Microsoft Lync Server 2013 (Front-End Role)
This SAM template assesses the status and overall health of services as well as the performance of the Front-End Microsoft Lync Server 2013.
Prerequisites
WMI access to the target server.
Credentials
Windows Administrator on the target server.
Component monitors
You need to set thresholds for these counters according to your environment. It is recommended to monitor these counters for some period of time to understand potential value ranges and then set the thresholds accordingly.
Service: Lync Server Application Sharing
This component monitor returns the CPU and memory usage of the Lync Server Application Sharing service.

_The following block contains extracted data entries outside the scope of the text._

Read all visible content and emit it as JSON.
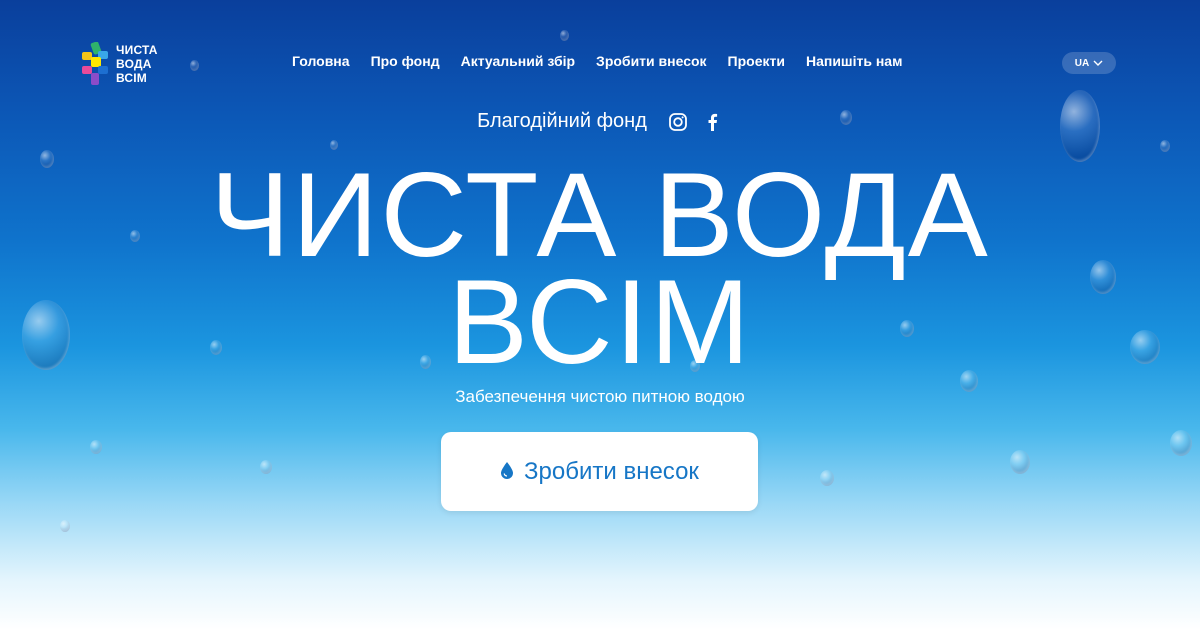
{
  "logo": {
    "lines": [
      "ЧИСТА",
      "ВОДА",
      "ВСІМ"
    ]
  },
  "nav": {
    "items": [
      {
        "label": "Головна"
      },
      {
        "label": "Про фонд"
      },
      {
        "label": "Актуальний збір"
      },
      {
        "label": "Зробити внесок"
      },
      {
        "label": "Проекти"
      },
      {
        "label": "Напишіть нам"
      }
    ]
  },
  "language": {
    "selected": "UA",
    "icon": "chevron-down-icon"
  },
  "hero": {
    "fund_label": "Благодійний фонд",
    "social": [
      {
        "icon": "instagram-icon"
      },
      {
        "icon": "facebook-icon"
      }
    ],
    "headline_line1": "ЧИСТА ВОДА",
    "headline_line2": "ВСІМ",
    "tagline": "Забезпечення чистою питною водою",
    "cta_label": "Зробити внесок",
    "cta_icon": "water-drop-icon"
  },
  "colors": {
    "accent": "#1676c6",
    "background_top": "#0a3f9c",
    "background_bottom": "#ffffff"
  }
}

Service: Lync Server Audio Test Service
This component monitor returns the CPU and memory usage of the Lync Server Audio Test Service. This service offers users the ability to subjectively test the quality of a call before placing the call. The user checks the call quality by making a test call.
Service: Lync Server Audio/Video Conferencing
This component monitor returns the CPU and memory usage of the Lync Server Audio/Video Conferencing service.

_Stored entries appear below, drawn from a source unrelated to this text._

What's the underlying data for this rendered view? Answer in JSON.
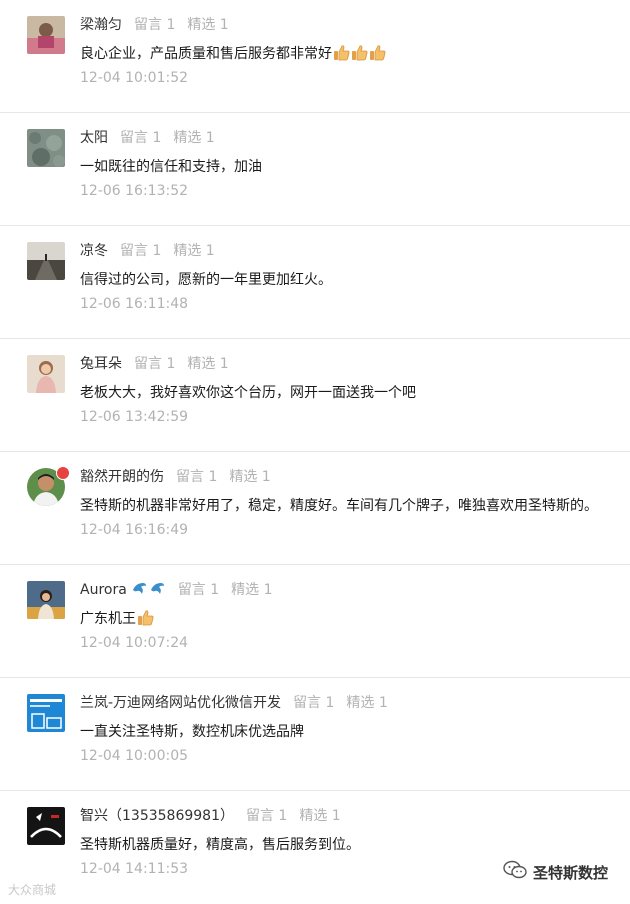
{
  "labels": {
    "replies": "留言 1",
    "featured": "精选 1"
  },
  "comments": [
    {
      "nickname": "梁瀚匀",
      "text": "良心企业，产品质量和售后服务都非常好",
      "time": "12-04 10:01:52",
      "emoji": "thumbs-up-icon"
    },
    {
      "nickname": "太阳",
      "text": "一如既往的信任和支持，加油",
      "time": "12-06 16:13:52"
    },
    {
      "nickname": "凉冬",
      "text": "信得过的公司，愿新的一年里更加红火。",
      "time": "12-06 16:11:48"
    },
    {
      "nickname": "兔耳朵",
      "text": "老板大大，我好喜欢你这个台历，网开一面送我一个吧",
      "time": "12-06 13:42:59"
    },
    {
      "nickname": "豁然开朗的伤",
      "text": "圣特斯的机器非常好用了，稳定，精度好。车间有几个牌子，唯独喜欢用圣特斯的。",
      "time": "12-04 16:16:49"
    },
    {
      "nickname": "Aurora",
      "text": "广东机王",
      "time": "12-04 10:07:24",
      "emoji": "thumbs-up-icon"
    },
    {
      "nickname": "兰岚-万迪网络网站优化微信开发",
      "text": "一直关注圣特斯，数控机床优选品牌",
      "time": "12-04 10:00:05"
    },
    {
      "nickname": "智兴（13535869981）",
      "text": "圣特斯机器质量好，精度高，售后服务到位。",
      "time": "12-04 14:11:53"
    }
  ],
  "watermark": "大众商城",
  "brand": {
    "name": "圣特斯数控",
    "icon": "wechat-icon"
  },
  "colors": {
    "meta_gray": "#b2b2b2",
    "text": "#1a1a1a",
    "divider": "#e6e6e6",
    "badge_red": "#e64340"
  }
}
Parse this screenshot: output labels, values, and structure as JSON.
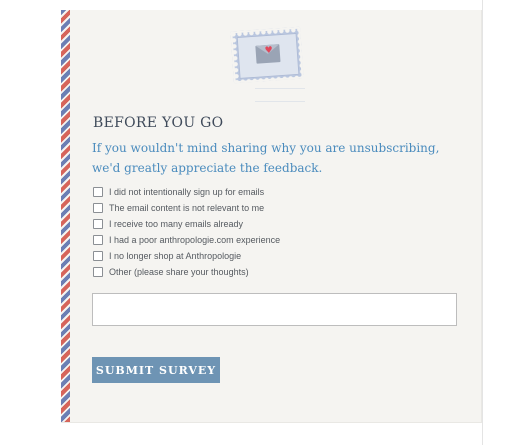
{
  "survey": {
    "title": "BEFORE YOU GO",
    "subtitle": "If you wouldn't mind sharing why you are unsubscribing, we'd greatly appreciate the feedback.",
    "options": [
      {
        "label": "I did not intentionally sign up for emails",
        "checked": false
      },
      {
        "label": "The email content is not relevant to me",
        "checked": false
      },
      {
        "label": "I receive too many emails already",
        "checked": false
      },
      {
        "label": "I had a poor anthropologie.com experience",
        "checked": false
      },
      {
        "label": "I no longer shop at Anthropologie",
        "checked": false
      },
      {
        "label": "Other (please share your thoughts)",
        "checked": false
      }
    ],
    "feedback_value": "",
    "submit_label": "SUBMIT SURVEY"
  },
  "stamp": {
    "icon": "envelope-heart-icon",
    "heart_glyph": "♥"
  },
  "colors": {
    "airmail_red": "#d6655b",
    "airmail_blue": "#6c7fb4",
    "title": "#3f4a5a",
    "subtitle": "#4a8bbd",
    "button": "#6e94b4",
    "card_background": "#f5f4f1"
  }
}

Service: Lync Server File Transfer Agent
This component monitor returns the CPU and memory usage of the Lync Server File Transfer Agent. The File Transfer Agent is responsible for replicating configuration settings with the Replica Replicator Agent that runs on every Lync Server.
Service: Lync Server Front-End
This component monitor returns the CPU and memory usage of the Front-End Lync Server. The Front-End Servers maintain transient information, such as logged-on state and control information for an IM, Web, or audio/video (A/V) conference.
Service: Lync Server IM Conferencing
This component monitor returns the CPU and memory usage of the Lync Server IM Conferencing. The IM Conferencing service is responsible for multiplexing the instant messages data feed from the leader to all participants in the session.
Service: Lync Server Master Replicator Agent
This component monitor returns the CPU and memory usage of the Lync Server Master Replicator Agent. This service is used by File Transfer Agent for replication configuration settings.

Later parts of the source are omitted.